It’s reflection time for the Brooklyn Nets, so Caris LeVert offered some perspective via Twitter overnight after the team’s season ending April 12 loss in Chicago.
On the plane thnking about my rookie year..thankful for my coaches, fans and especially my teammates! Back to the lab, see y'all next year✊— Caris LeVert (@CarisLeVert) April 13, 2017
The Michigan man put together an All-Rookie Team Award worthy season (see Zach Lowe), posting per 36-minute tallies of 13.6 points, 5.5 rebounds, 3.2 assists and 1.4 steals, with a shooting line of 45-32-72, all of which are better than second overall pick Brandon Ingram, who had a similar situation with the Lakers.

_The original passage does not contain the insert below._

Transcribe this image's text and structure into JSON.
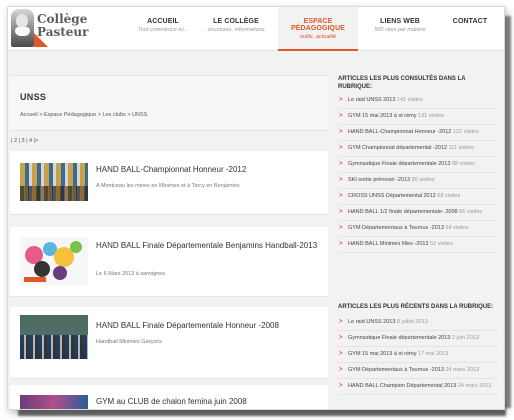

Beyond the numbers, LeVert opted to channel his inner DJ Khaled on Thursday when meeting with reporters.
“I would say I’m extremely blessed to be in this position,” said the 6’7” blue-chip prospect. “(I played) a full season, not a lot of people can say that. I’m very fortunate – I felt like I grew over the season and learned a lot. That’s definitely going to pay dividends in the off-season and going into next year. It’s refreshing to see that you belong and you’re doing your part in this league, especially at a young age. That was definitely rewarding to see for sure.”

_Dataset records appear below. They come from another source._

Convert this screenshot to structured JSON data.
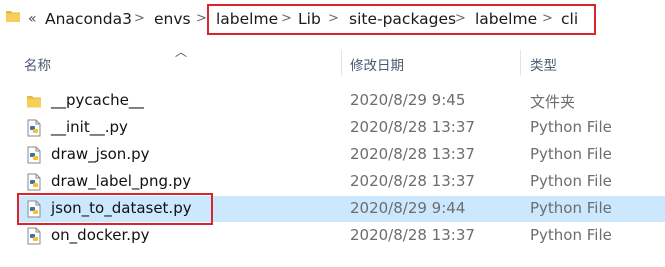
{
  "breadcrumb": {
    "overflow": "«",
    "items": [
      "Anaconda3",
      "envs",
      "labelme",
      "Lib",
      "site-packages",
      "labelme",
      "cli"
    ],
    "separator": ">"
  },
  "columns": {
    "name": "名称",
    "modified": "修改日期",
    "type": "类型"
  },
  "files": [
    {
      "name": "__pycache__",
      "modified": "2020/8/29 9:45",
      "type": "文件夹",
      "icon": "folder-icon"
    },
    {
      "name": "__init__.py",
      "modified": "2020/8/28 13:37",
      "type": "Python File",
      "icon": "python-file-icon"
    },
    {
      "name": "draw_json.py",
      "modified": "2020/8/28 13:37",
      "type": "Python File",
      "icon": "python-file-icon"
    },
    {
      "name": "draw_label_png.py",
      "modified": "2020/8/28 13:37",
      "type": "Python File",
      "icon": "python-file-icon"
    },
    {
      "name": "json_to_dataset.py",
      "modified": "2020/8/29 9:44",
      "type": "Python File",
      "icon": "python-file-icon",
      "selected": true
    },
    {
      "name": "on_docker.py",
      "modified": "2020/8/28 13:37",
      "type": "Python File",
      "icon": "python-file-icon"
    }
  ],
  "colors": {
    "highlight_box": "#d9262c",
    "selection": "#cce8ff",
    "header_text": "#4a5a73"
  }
}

LeVert, who finished the season scoring a bit over 8 points in around 22 minutes per contest, demonstrated why he’s worthy of such hype toward the tail end of the season, where the Nets became a near .500 team from March 1 onward.

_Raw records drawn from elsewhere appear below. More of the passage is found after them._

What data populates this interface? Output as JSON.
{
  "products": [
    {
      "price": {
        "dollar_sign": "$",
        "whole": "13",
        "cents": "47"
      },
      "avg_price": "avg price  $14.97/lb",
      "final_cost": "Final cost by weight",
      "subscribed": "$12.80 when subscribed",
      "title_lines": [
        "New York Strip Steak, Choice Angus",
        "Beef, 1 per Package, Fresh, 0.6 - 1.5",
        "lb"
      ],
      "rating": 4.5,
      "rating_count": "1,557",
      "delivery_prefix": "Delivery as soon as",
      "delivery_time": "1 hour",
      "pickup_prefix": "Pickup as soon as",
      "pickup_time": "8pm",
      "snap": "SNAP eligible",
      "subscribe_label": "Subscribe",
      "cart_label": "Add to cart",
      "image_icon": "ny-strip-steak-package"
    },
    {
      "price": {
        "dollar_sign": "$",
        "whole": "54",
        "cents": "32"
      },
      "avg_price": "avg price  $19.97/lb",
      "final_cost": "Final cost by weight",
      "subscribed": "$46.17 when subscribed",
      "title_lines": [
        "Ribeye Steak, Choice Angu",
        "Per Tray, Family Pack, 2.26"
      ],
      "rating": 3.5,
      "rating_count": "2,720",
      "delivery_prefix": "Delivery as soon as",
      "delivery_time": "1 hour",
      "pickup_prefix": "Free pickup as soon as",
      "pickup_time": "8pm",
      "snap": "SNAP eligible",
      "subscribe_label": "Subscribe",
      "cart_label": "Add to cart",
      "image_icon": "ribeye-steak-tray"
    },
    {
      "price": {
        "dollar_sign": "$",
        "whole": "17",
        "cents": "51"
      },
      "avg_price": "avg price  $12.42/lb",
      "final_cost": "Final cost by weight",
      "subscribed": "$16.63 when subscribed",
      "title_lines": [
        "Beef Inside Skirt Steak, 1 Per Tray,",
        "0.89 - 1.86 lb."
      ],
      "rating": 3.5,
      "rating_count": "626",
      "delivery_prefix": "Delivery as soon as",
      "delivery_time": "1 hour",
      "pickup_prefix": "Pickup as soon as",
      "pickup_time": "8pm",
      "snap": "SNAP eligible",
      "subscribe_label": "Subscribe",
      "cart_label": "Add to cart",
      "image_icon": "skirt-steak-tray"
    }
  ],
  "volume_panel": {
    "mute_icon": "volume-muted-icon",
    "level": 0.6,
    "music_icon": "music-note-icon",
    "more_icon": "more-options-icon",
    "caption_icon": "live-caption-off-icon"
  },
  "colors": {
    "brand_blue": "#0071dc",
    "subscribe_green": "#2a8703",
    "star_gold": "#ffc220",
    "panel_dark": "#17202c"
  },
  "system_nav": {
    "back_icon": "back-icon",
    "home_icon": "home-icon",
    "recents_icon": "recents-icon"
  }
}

In 23.7 minutes per contest as a starter, LeVert put up nearly 10 points per contest, four rebounds, two assists, a shooting line of 48.4/35/71.4 percent, a substantial defensive effort, making him one of the best rookies during that span. Not to mention that with him, Jeremy Lin and Rondae Hollis-Jefferson joining Brook Lopez and Randy Foye, the Nets were 11-13 over those 24 games. That’s a 38-win pace over a full season.
Coming off of multiple foot surgeries, LeVert was viewed as a lottery talent, but was projected as a second round draft pick in most mock drafts ahead of the 2016 festivities. As he said, he was grateful to simply make it through. He also says that there was a definite transitional period on arrival in the NBA, beyond a simple wake-up call that ‘hey, you’re in the NBA!’
“I would say the speed of the game was tough to adjust to,” LeVert said. “Sitting out a full year, adjusting to anything would be different. These are professional players too, grown men, so that was a tough thing to adjust to. (Starting) was big for me though because I didn’t play at the beginning of the season, I was doing rehab and things like that. For him (Kenny Atkinson) to show that amount of confidence, and for my teammates to show that amount of confidence in me was huge.”
As coach Atkinson said on multiple occasions throughout the season, LeVert came in with a reputation as a 3-and-D guy, though the three took a little longer to come around as the rookie spent a good portion of the season shooting in the high 20’s before swishing his way to respectability after the All-Star Break.
“I think I got used to the (NBA) three-point line as this season went on…this summer that will be another huge jump for me as well,” LeVert said when discussing his desire to improve from deep. “I sat out for so long – the college line is a lot different from the NBA line, so this off-season will definitely be huge for me in that aspect.”
As Zach Lowe wrote in naming LeVert to his All-Rookie Team...
LeVert is ready for bigger things. He shot 45 percent overall and 33 percent from deep after a chilly start, and he just reads the game well on both ends. He has a quick first step, good passing vision, and the ability to run a pick-and-roll in a pinch. He can defend across at least three positions. He was a big part of Brooklyn's late-season friskiness. He's an easy fit in winning lineups; the Nets outscored opponents with LeVert, Lopez, and Jeremy Lin on the floor, and outscoring people is generally not what the Nets have done the past two years.
Asked for his thoughts on the team moving forward, LeVert echoed the unanimous sentiments heard from his Brooklyn brethren: optimism, motivation, and unfinished business.
Between December 28 and February 28, the Nets won one game out of 28, largely attributed to Lin’s injury. LeVert, however, says that the Nets weren’t shaken, and maintained a consistent demeanor through those low points. There was little difference then and their temperament late in the season, when wins became the norm.
“When we went through that tough stretch in January – our attitude was the exact same as it was toward the end of the season where we were close to .500; when we went on that three-game win streak it was the exact same,” he said. “We have the right guys in the locker room. Everybody has the right attitude so I’m real excited going into next year.”